Llama Is Expensive
cursor.so> As a massive disclaimer, a reason to use LLama over gpt-3.5 is finetuning. In this post, we only explore cost and latency. I don't compare LLama-2 to GPT-4, as it is closer to a 3.5-level model. Given the discourse on twitter, it seems Llama-2 still trails behind gpt-3.5-turbo. Benchmark performance also supports this claim:
Well one other massive disclaimer is that the author is "Backed by OpenAI"'s Startup Fund which they failed to disclose in the post.
So of course they would speculate that. This post is essentially a paid marketing piece by OpenAI, who is the lead investor in Anysphere (creators of Cursor)
a founder from anysphere here. while we are funded by openai startup fund, we have no other formal relations by them. we love oss models and are exploring how we can use them for amazing code products. the post is our honest reflection into the tradeoffs we see :)
I hear you, but disclosing the relationship up front is the best way to disarm suspicions of bias.
> We serve Llama on 2 80-GB A100 GPUs, as that is the minumum required to fit Llama in memory (with 16-bit precision)
Well there is your problem.
LLaMA quantized to 4 bits fits in 40GB. And it gets similar throughput split between dual consumer GPUs, which likely means much better throughput on a single 40GB A100 (or a cheaper 48GB Pro GPU)
https://github.com/turboderp/exllama#dual-gpu-results
And this is without any consideration of batching (which I am not familiar with TBH).
Also, I'm not sure which model was tested, but Llama 70B chat should have better performance than the base model if the prompting syntax is right.

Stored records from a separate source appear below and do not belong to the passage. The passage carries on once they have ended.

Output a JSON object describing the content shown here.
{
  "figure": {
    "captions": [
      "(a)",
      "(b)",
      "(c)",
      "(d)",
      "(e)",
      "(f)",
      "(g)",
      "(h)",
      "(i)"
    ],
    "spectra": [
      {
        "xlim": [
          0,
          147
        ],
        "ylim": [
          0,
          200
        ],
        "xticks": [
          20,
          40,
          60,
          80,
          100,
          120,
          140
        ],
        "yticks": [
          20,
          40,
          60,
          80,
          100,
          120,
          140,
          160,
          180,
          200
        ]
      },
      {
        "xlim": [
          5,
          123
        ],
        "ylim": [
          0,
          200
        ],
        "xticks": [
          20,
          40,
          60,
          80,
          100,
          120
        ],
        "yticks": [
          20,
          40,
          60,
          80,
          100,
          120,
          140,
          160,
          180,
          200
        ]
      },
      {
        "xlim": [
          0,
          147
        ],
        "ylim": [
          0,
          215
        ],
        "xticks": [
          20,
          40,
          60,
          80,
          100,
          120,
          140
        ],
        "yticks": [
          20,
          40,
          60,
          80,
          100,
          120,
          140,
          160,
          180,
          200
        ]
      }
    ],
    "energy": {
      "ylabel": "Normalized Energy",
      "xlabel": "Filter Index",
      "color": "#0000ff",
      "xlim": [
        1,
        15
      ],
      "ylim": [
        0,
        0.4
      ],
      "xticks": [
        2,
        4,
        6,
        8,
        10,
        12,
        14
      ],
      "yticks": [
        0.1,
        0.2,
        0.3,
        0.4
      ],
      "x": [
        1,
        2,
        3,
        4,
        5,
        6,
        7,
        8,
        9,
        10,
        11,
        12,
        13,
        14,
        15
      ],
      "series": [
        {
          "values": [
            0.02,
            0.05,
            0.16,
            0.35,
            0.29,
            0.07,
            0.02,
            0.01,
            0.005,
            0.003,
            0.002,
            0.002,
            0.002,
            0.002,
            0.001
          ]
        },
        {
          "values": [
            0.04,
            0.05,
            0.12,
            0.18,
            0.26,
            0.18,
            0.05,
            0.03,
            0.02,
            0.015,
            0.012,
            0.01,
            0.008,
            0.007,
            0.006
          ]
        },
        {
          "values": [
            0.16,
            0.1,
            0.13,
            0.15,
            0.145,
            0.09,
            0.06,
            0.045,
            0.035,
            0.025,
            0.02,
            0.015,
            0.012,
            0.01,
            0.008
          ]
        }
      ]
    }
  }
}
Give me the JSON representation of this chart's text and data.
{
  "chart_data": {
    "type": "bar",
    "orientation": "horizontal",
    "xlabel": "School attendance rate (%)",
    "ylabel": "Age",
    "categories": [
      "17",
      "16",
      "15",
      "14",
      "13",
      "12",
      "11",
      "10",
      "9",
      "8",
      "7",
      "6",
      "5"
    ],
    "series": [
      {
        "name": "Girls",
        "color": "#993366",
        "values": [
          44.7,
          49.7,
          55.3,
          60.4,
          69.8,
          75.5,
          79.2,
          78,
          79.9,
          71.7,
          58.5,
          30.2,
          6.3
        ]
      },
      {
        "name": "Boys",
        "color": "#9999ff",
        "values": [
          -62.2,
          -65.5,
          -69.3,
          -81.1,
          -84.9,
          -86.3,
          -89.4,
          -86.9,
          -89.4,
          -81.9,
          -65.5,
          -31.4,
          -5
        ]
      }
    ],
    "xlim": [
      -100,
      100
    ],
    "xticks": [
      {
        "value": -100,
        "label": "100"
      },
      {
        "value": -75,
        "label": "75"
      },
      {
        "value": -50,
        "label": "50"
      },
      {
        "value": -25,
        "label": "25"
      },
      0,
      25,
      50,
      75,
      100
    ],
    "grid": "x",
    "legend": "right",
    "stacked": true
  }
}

That was only reverse engineered from the Meta demo implementation recently.
There are other "perks" from llama too, like manually adjusting various generation parameters, custom grammar during generation and extended context.
The key misconception about many quantization methods is that lower precision = better speed.
I believe GPT-Q is not much faster than bf16 from skimming the AWQ paper - https://arxiv.org/pdf/2306.00978.pdf
It's 3x faster for a batch size of 1, but that's still over 10x more expensive than gpt-3.5
For larger batch sizes, bf16 costs dip below 3-bit quantized.
exLlama supports batching, and I believe it claws back much the throughput loss from quantization (depending on the exact settings you use to quantize).
And as said below, whatever throughput you lose is going to be massively offset by the ability to use smaller single GPUs.
You don’t have to run Llama 70B on a rented 2xA100 80GB which is of course going to be quite pricy. Quantising it to 4-bit as brucethemoose2 mentioned allows you to run it on far cheaper hardware - it’ll fit on a single A6000 which can be rented for as low as $0.44/h, 10x cheaper than the $4.42/h they mentioned for their 2x A100 80GB (speed might be impacted but it shouldn’t be 10x slower).
And if you’re running it on your own machine, then the cost of using Llama is just your electricity bill - you can theoretically run it on 2x 3090 which are now quite cheap to buy, or on a CPU with enough RAM (but it will be very very slow).
What are my options for running llama 2 on a single 3080?
Llama.cpp, through kobold.cpp, offloading some of it to ram.